Art can conquer hate: 10 shows to see at #NAF16

Published on 13 June 2016

Art can conquer hate! Book for the following 10 events at this year’s National Arts Festival:

1. AFRIQUEER is a multimedia, interdisciplinary project that aims to enhance a deeper understanding about sex, sexualities and sexual health with a human rights perspective.

2. In THE ECHO OF A NOISE, Pieter-Dirk Uys opens his heart and talks about his private and public life leading the audience into his inner sanctuary with stories that can evoke surprise, laughter and tears.

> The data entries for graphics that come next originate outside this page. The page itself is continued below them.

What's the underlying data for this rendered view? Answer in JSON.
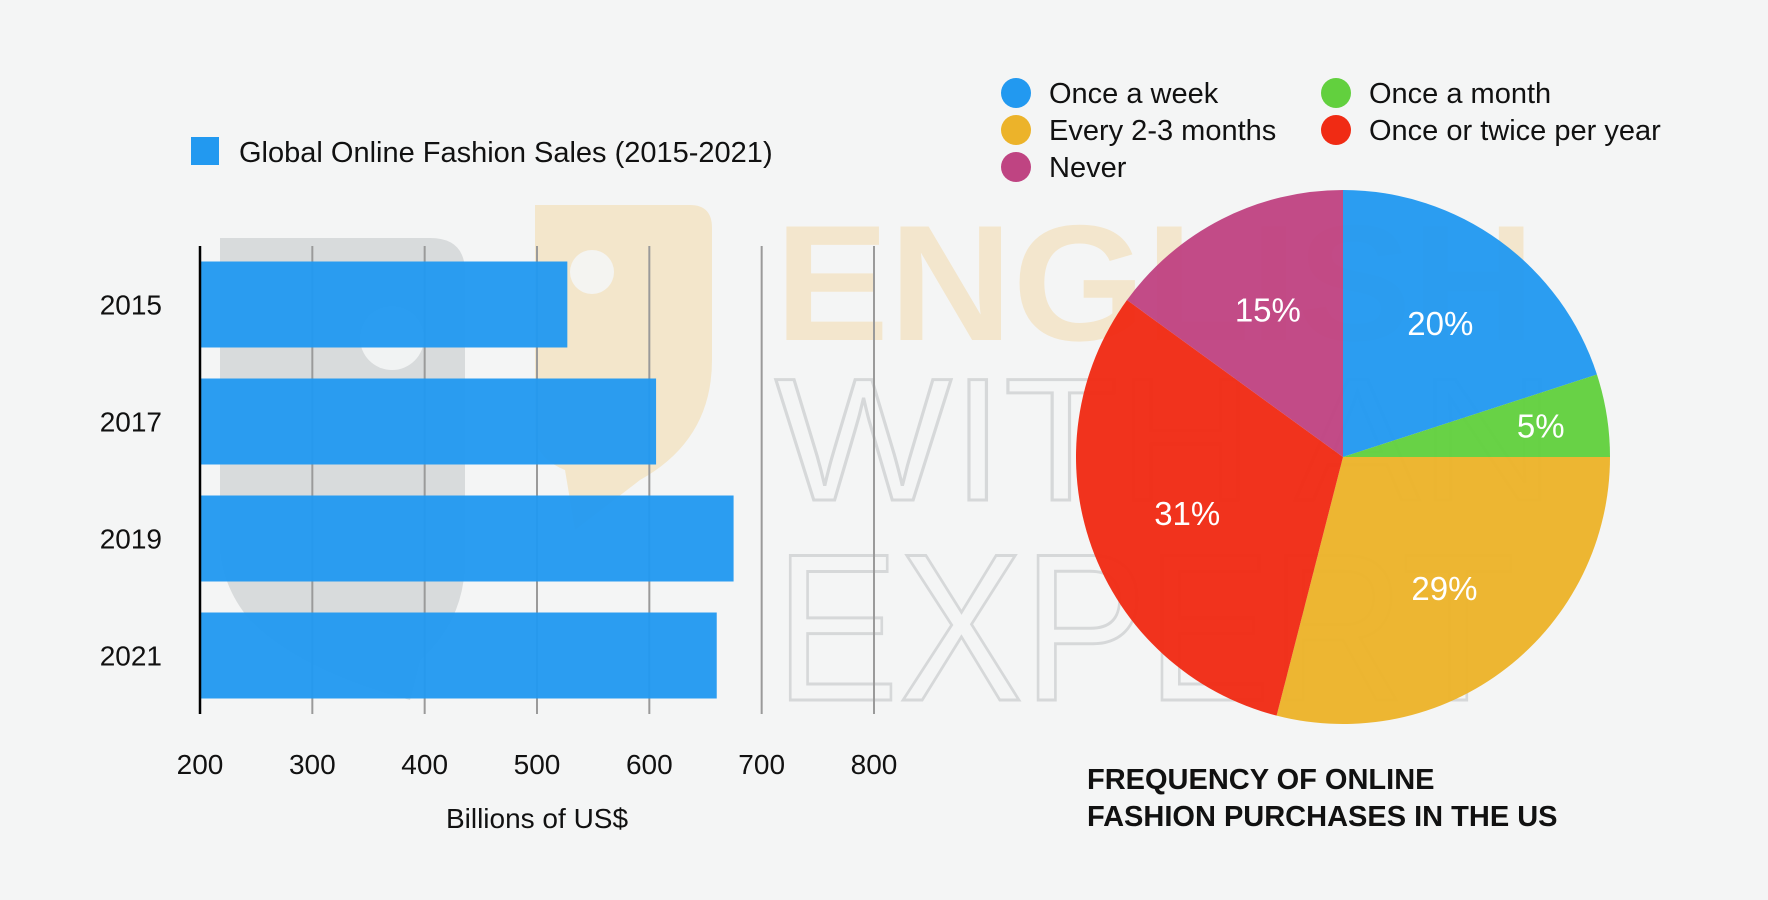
{
  "chart_data": [
    {
      "type": "bar",
      "orientation": "horizontal",
      "categories": [
        "2015",
        "2017",
        "2019",
        "2021"
      ],
      "series": [
        {
          "name": "Global Online Fashion Sales (2015-2021)",
          "values": [
            527,
            606,
            675,
            660
          ]
        }
      ],
      "xlabel": "Billions of US$",
      "xlim": [
        200,
        800
      ],
      "xticks": [
        200,
        300,
        400,
        500,
        600,
        700,
        800
      ],
      "grid": "vertical",
      "legend": "top-left",
      "colors": {
        "bar": "#2299f0"
      }
    },
    {
      "type": "pie",
      "title_lines": [
        "FREQUENCY OF ONLINE",
        "FASHION PURCHASES IN THE US"
      ],
      "slices": [
        {
          "label": "Once a week",
          "value": 20,
          "display": "20%",
          "color": "#2299f0"
        },
        {
          "label": "Once a month",
          "value": 5,
          "display": "5%",
          "color": "#62d03e"
        },
        {
          "label": "Every 2-3 months",
          "value": 29,
          "display": "29%",
          "color": "#ecb32a"
        },
        {
          "label": "Once or twice per year",
          "value": 31,
          "display": "31%",
          "color": "#f02b14"
        },
        {
          "label": "Never",
          "value": 15,
          "display": "15%",
          "color": "#bf4482"
        }
      ],
      "legend_order": [
        0,
        1,
        2,
        3,
        4
      ],
      "legend": "top"
    }
  ],
  "watermark": {
    "lines": [
      "ENGLISH",
      "WITH AN",
      "EXPERT"
    ],
    "colors": {
      "shape": "#cfd1d3",
      "accent": "#f3e2c0",
      "text_light": "#f3e2c0",
      "text_dark": "#cfd1d3"
    }
  }
}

3. On the Think!Fest programme, Tracey Saunders, Getrude Fester and Warren Nebe participate in a panel discussion on how and why gender and sexual advocacy programmes remain vital in the work and social spaces to ensure the safety and protection of vulnerable populations.

4. In the Film Festival programme, PRIDE traces the journey of a 20-year-old closet gay who arrives hesitantly in London for his first pride march and is taken under the collective wing of a group of activists who believe in taking protests beyond issues of gender into full scale activism against Margaret Thatcher’s state.

5. Along with Zanele Muholi’s exhibition SOMNYAMA NGONYAMA, the Stevenson Gallery will present her BLACK BEAUTIES, which features her renowned practice of photographing the LBGTI community in a celebratory look at the body and politics of expression.

6. On the National Lottery Fringe programme, Sibikwa Arts Centre’s CHAPTER 2 SECTION 8 written and directed by Phyllis Klotz, five actors and a musician share stories unraveling the hidden realities of lesbian women in South Africa.

7. Paul Griffiths directs Francis Chouler, Matt Newman, Melissa Haiden and James Skilton in Matt Newman’s play, COCK.

8. In the FEDA-winning play, BORN NAKED, the audience is taken into the hearts and minds of two young drag queens.

9. In BRENT – A mobile thriller, Quinton Wils creates an immersive theatre production with characters who believe in conversion therapy for gay people. (He will also be in discussion about it as part of the Think!Fest programme. You do not need to book for this free event.)

10. Rhodes University Drama Department’s GA(Y)ME(N)Play is a physical theatre performance that seeks to explore the nuanced images of a man through vulnerability and intimacy that challenge the stereotypes of masculinities.